Standard configuration:
- IConfiguration is setup in Program.cs with the default builders, and any custom config changes can be applied here.
- it is automatically registered as a singleton application wide based on the
ASPNETCORE_ENVIRONMENTvariable and injected into Startup.cs if you wish to do things with it there. - such as registering
IOptions<T>pattern providers.
This is great for application wide configuration, however as we had many environments, and created many environments on the fly (with the CI/CD and Azure setup we could create environments in approx 5-10 minutes using scripts I created), with databases for instance we may only have a few shared instances, "dev", "uat", "stage" and "live", where with actual web applications, we could also have deployments for a specific feature branch to test it from a deployed case before merging back to develop. Hence we may have a branch feature/somefeature where we would create an environment called somefeature for fast testing of the specific feature. Yet we wanted to use the dev database for that feature, as opposed to deploying a new database specifically for the feature. OR we may even want to test it with different environments databases and api's.
So the solution to this was to have an environment variable within the users JWT token claim that would specify the configuration to load per request for that user. ie "env"

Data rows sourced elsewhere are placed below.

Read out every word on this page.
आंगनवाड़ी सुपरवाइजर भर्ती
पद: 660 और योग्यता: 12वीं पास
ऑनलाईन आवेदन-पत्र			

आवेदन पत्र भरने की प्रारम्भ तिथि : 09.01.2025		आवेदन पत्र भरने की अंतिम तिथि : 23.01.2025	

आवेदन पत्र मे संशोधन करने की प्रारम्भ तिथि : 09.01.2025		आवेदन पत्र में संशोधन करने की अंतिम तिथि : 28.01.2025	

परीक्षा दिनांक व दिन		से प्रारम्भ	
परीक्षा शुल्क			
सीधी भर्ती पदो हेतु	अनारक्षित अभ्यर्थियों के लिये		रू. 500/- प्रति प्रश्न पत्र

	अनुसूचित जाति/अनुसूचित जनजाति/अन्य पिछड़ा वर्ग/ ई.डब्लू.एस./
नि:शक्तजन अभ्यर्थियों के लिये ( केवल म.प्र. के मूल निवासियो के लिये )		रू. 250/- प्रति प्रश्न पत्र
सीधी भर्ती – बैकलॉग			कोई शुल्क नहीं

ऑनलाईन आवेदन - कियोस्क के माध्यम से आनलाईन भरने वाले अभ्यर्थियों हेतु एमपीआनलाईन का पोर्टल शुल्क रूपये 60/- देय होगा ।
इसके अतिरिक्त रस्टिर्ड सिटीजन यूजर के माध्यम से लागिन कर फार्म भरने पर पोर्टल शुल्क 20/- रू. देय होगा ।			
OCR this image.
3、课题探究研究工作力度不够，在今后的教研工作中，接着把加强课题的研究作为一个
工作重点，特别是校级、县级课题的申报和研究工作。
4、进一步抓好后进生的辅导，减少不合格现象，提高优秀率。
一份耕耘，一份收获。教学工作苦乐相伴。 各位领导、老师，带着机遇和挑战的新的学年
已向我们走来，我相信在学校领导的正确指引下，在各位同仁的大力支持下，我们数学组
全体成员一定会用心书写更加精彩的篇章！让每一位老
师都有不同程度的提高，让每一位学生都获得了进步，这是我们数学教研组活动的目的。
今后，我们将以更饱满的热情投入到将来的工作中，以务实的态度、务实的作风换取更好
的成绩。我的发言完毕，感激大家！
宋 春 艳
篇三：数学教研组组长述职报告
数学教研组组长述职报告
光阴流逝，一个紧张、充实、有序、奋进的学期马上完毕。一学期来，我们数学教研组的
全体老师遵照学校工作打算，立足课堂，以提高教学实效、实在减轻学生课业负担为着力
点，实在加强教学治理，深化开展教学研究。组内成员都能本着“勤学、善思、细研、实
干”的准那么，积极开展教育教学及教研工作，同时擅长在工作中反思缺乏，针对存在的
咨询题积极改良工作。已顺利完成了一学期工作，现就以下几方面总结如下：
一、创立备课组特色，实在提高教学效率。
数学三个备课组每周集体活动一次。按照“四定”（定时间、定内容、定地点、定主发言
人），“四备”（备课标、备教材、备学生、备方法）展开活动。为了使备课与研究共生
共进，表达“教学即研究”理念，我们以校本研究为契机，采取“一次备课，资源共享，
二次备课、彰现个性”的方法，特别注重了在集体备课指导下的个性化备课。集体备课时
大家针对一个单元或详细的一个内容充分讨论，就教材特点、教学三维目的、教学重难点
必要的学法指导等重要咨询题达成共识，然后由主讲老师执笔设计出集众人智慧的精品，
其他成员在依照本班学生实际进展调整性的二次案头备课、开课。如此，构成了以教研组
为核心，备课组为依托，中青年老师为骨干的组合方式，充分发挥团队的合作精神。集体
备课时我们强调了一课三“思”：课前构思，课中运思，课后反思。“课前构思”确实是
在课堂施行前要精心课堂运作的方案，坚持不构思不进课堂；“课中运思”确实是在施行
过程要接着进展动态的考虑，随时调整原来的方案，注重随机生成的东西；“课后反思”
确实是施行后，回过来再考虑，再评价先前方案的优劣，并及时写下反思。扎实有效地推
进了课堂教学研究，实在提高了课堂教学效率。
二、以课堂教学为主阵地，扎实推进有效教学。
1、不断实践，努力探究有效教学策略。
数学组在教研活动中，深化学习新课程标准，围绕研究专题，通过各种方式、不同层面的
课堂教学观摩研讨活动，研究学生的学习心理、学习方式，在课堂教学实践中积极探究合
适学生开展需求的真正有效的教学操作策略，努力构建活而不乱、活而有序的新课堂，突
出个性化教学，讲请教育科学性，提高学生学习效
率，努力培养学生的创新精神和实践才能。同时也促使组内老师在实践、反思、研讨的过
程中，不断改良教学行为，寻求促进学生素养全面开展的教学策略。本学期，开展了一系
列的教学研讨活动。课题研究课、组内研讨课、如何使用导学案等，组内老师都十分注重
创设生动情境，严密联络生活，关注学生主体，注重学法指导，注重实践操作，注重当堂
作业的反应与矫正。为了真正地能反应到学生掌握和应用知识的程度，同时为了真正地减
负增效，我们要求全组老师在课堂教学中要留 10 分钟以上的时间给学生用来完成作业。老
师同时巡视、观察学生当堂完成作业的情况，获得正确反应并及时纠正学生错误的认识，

So each .NET Application would use ASPNETCORE_ENVIRONMENT environment variable as it's static singleton configuration for IConfiguration defined in Program.cs, and we would use the IOptions<T> pattern to inject specific options for a specific environment based on a users token per request.
As an example:
ASPNETCORE_ENVIRONMENTset todev- deployment slot in azure app service is called
dev - url is something suffixed with
[apiappname]-dev.azurewebsites.net - release stage name in Azure DevOps is
devpicked up within a task group within the stage
So this deployed application would look for a appsettings.json and appsettings.dev.json (plus other provider) to setup IConfiguration in program.cs and registered as a singleton application wide. All db connections, azure, email, api hosts etc are for dev environment.
Ok, so how do we apply different environments per request?
As mentioned above we would use IOptions<T> pattern, however we would go one step further and apply IOptionsSnapshot, what this allows us to do is have named options which in our case would be the environments themselves. So I created a library which effectively loaded all the configurations for all environment appsettings files within that azure subscription using azure files (as we had separate develop and production subscriptions this was safe) and than setup the IOptions<T> to return the specific options for a specific environment based on the users token request, this would mean database, azure, api's etc would automatically be injected in strongly typed models (or EF database context) on a per request level.
This enabled us for instance to have 2 authentication servers. One that created JWT bearer tokens for all dev environments, and One for staging and productions. When making a request to the authentication server for a new token, an "env" field was supplied for the environment the request is for. Than the auth server would load the database for that env to authenticate the user against and supply a token with the environment claim in it.... and any resource api using that token would than behind the scenes do it, and there were only one or 2 lines of extra code in each api's program.cs to handle this setup. The rest of the api's just used standard IOptions<T> injections... unobtrusive, no mass scale api changes.